On December 15, the Supreme Court reversed NCLAT observation on locus standi and held that any person can be an informant before the CCI and one does not have to be a “consumer” or “complainant”. The reasoning and rationale has been drawn from amendments to Section 19 and Section 35 of the Competition Act, 2002. It has also been emphasised that the Commission investigates cases involving competition issues in rem which affects public interest, rather than acting as a mere arbiter to ascertain facts and determine rights in personam arising out of rival claims between parties. The duty of CCI is towards the market and the economy at large and not towards any particular informant or complainant who approaches the CCI.

In CCI v. SAIL, the apex court has dealt with the inquisitorial nature of the proceedings before the CCI and projected the latter as an expert body, distinguished from a judicial or a quasi-judicial body. In the present case, the Supreme Court has emphasised that when the CCI performs inquisitorial, as opposed to adjudicatory functions, the doors of approaching it and the appellate authority, that is, the NCLAT, must be kept wide open in public interest so as to sub-serve the high public purpose of the Act.

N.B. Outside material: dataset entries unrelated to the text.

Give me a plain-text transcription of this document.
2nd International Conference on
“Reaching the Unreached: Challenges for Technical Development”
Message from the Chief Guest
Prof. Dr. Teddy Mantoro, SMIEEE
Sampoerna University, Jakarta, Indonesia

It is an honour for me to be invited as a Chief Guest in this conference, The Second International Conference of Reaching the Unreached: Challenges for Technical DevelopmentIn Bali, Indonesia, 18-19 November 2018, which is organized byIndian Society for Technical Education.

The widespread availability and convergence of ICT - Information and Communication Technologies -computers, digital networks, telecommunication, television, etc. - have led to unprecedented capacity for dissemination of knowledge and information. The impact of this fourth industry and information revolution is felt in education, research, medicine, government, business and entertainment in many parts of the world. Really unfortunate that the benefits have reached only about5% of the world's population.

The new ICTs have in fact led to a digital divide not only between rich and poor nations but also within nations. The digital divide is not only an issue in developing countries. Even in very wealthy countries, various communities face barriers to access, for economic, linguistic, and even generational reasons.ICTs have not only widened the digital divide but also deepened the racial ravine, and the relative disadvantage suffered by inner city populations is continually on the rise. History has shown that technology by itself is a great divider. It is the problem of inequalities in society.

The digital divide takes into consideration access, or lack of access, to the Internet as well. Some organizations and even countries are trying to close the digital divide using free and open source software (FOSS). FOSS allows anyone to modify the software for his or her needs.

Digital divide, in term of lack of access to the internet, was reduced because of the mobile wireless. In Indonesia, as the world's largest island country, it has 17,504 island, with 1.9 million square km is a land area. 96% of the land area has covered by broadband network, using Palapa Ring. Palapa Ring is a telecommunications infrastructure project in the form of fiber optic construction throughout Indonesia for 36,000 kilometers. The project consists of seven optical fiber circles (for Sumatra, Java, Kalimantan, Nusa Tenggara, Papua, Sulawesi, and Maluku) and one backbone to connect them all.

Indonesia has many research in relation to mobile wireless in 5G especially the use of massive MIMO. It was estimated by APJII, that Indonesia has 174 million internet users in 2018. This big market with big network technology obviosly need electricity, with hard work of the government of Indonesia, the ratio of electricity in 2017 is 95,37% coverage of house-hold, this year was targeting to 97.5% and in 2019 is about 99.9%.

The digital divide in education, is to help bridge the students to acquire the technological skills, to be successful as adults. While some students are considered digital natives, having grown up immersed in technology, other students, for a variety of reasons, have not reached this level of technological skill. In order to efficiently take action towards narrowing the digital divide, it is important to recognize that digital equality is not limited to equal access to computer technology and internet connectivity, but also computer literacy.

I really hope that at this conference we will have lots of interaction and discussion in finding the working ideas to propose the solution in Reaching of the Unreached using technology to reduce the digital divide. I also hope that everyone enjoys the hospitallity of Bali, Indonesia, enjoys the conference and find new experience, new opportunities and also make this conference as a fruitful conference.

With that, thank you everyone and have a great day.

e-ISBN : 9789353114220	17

No doubt, in an inquisitorial set up it is not required to confine the scope of the inquiry to the parties whose names are mentioned in the information. Thus the scope of competition scrutiny under the Act is wider. Under Section 45 of the Act, the Commission may impose penalty for false information, wilful suppression, wilful alternation, wilful destruction or omission to state material facts and this may be considered a balancing feature for the wide jurisdictional coverage the CCI has. The inquisitorial function of the Commission ensures that it investigates the information received from any person or takes action suo moto in the larger interest of the public.

The statutory scheme sanctioned by Parliament endows the CCI with inquisitorial, regulatory, administrative, and adjudicatory powers which are to be exercised to fulfil the broad mandate of the Competition Act, 2002. The Supreme Court judgment in the case has settled a crucial principle of competition jurisprudence in India, without which the bite and might of competition regulation would have been constricted. In essence, the judgment has not only settled a very poignant issue, but has also strengthened the legislative intent towards the antitrust enforcement in the country.